The sobering reality for all other NCAA water polo programs is that there does not appear to be any end in sight to the Trojans’ streak of dominance.
Remarkably, the team will return virtually every starter next fall, including junior goalie Joel Dennerley, the MPSF Player of the Year, and two freshmen, driver Nikola Vavic and two-meter Jeremy Davie, who led the team in scoring.
Teams first became acquainted with Vavic and Davie in the NorCal Tournament, as they lit up the scoresheet with a multitude of goals, helping the Trojans defeat three top-five teams to secure their first No. 1 ranking of the season. Instilled with confidence, the team went across town to play at the SoCal Tournament two weeks later, winning the event for the eighth consecutive season, after narrowly edging out UCLA in another championship game.
“After we won the NorCal Tournament, it was still a little too early to read much into it,” said USC coach Jovan Vavic. “It was after we won the SoCal Tournament with a great game against UCLA in the finals that we became more confident and realized that we are pretty darn good.”
In a season of sustained success, the nadir was unquestionably the consecutive losses to Stanford and Cal directly following the SoCal Tournament. Star offensive players, including Vavic, Davie and junior driver Peter Kurzeka, hit the proverbial wall as the offense began to rely too heavily on the trio’s scoring prowess, straying from the diverse scoring attack that was so successful throughout the season. Even Dennerley’s otherworldly goaltending could no longer mask a sudden downturn in defensive tenacity and execution.

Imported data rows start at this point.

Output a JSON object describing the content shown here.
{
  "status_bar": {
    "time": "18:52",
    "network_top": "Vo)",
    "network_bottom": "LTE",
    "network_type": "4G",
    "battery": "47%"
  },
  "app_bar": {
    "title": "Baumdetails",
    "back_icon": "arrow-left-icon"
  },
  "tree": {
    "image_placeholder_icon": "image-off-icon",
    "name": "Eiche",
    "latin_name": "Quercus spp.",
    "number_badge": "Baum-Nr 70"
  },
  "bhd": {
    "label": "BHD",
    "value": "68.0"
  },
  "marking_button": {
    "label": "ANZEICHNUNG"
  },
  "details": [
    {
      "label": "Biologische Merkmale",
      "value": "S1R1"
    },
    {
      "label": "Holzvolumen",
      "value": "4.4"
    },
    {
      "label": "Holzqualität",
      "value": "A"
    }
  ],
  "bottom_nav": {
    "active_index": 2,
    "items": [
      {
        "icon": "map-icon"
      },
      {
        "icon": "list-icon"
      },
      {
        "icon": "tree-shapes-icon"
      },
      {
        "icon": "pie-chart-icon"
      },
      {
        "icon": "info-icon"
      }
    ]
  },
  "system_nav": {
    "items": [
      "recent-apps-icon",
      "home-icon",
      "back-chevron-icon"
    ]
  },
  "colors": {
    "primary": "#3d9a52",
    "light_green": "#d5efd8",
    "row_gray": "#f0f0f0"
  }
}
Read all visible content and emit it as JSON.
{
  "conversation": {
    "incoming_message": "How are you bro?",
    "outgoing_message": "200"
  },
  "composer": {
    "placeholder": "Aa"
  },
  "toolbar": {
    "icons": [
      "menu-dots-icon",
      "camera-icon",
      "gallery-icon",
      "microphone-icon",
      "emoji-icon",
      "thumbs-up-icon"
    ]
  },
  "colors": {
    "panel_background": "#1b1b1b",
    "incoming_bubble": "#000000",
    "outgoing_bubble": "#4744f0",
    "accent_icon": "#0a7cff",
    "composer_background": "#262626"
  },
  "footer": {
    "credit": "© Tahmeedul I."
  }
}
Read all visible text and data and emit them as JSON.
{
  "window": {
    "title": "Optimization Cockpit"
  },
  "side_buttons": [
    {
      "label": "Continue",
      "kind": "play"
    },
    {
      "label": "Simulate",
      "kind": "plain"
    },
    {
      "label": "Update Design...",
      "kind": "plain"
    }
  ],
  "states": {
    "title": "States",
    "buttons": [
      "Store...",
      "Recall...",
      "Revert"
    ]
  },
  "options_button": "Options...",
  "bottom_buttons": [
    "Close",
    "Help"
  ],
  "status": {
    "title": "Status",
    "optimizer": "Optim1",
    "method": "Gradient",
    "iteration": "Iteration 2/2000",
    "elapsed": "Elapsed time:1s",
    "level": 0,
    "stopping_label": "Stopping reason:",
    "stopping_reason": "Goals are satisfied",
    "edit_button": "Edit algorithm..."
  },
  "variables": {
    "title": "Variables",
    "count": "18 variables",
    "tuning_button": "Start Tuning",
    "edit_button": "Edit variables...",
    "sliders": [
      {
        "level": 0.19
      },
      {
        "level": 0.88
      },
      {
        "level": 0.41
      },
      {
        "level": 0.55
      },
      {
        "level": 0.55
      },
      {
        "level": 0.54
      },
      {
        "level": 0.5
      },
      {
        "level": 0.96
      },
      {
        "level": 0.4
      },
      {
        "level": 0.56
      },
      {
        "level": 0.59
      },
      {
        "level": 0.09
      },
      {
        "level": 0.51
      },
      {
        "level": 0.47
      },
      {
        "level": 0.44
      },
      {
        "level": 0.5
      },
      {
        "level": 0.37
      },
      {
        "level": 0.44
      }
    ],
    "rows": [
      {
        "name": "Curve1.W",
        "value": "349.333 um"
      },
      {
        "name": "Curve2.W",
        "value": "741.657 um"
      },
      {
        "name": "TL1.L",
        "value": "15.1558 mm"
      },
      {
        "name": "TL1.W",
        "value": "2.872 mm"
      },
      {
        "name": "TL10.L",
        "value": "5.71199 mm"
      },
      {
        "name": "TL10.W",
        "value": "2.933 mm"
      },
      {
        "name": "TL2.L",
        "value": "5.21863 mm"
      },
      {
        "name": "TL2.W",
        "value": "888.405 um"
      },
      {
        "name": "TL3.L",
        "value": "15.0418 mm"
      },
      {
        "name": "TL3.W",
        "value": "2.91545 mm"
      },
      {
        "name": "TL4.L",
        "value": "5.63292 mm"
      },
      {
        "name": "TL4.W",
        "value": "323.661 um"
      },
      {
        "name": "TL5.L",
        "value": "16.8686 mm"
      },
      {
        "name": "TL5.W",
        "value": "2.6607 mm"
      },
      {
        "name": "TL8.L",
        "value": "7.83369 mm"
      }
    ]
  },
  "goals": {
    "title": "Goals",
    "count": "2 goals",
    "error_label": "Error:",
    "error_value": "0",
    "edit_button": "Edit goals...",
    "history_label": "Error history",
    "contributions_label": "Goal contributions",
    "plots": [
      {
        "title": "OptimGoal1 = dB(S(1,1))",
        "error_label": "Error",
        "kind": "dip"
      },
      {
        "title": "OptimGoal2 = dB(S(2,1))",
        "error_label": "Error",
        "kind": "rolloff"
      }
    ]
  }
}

Whether such a young team could bounce back from losses to two powerhouses was anyone’s guess
“The turning point was our game against UCLA [at home],” said junior two-meter Matt Burton. “Both those losses really had us re-evaluate how badly we wanted to win and what we were willing to sacrifice to get there. I think everyone went home after that Cal loss, and decided that they were going to step up their defense from then on.”
The defense would improve sharply, as the Trojans trimmed their goals against average per game to lead the league in the statistic by the end of the season. Combined with a league-leading offense, their subsequent success came as no surprise.
The MPSF playoffs followed a familiar script: gutsy, narrow wins against Cal and Stanford, along with more comfortable wins against the rest of the MPSF and non-conference opponents.
Undoubtedly, the knowledge that the Trojans did not blow out many top-tier teams will inspire the team to work harder.
“There’s so much room for improvement,” Vavic said. “We are a team that had some ups and downs. We gave up way too many scoring spurts and blew several leads. We need to be focused for 32 minutes. Our two-meter defense also has to get better. We gave up too many natural goals from two-meters.”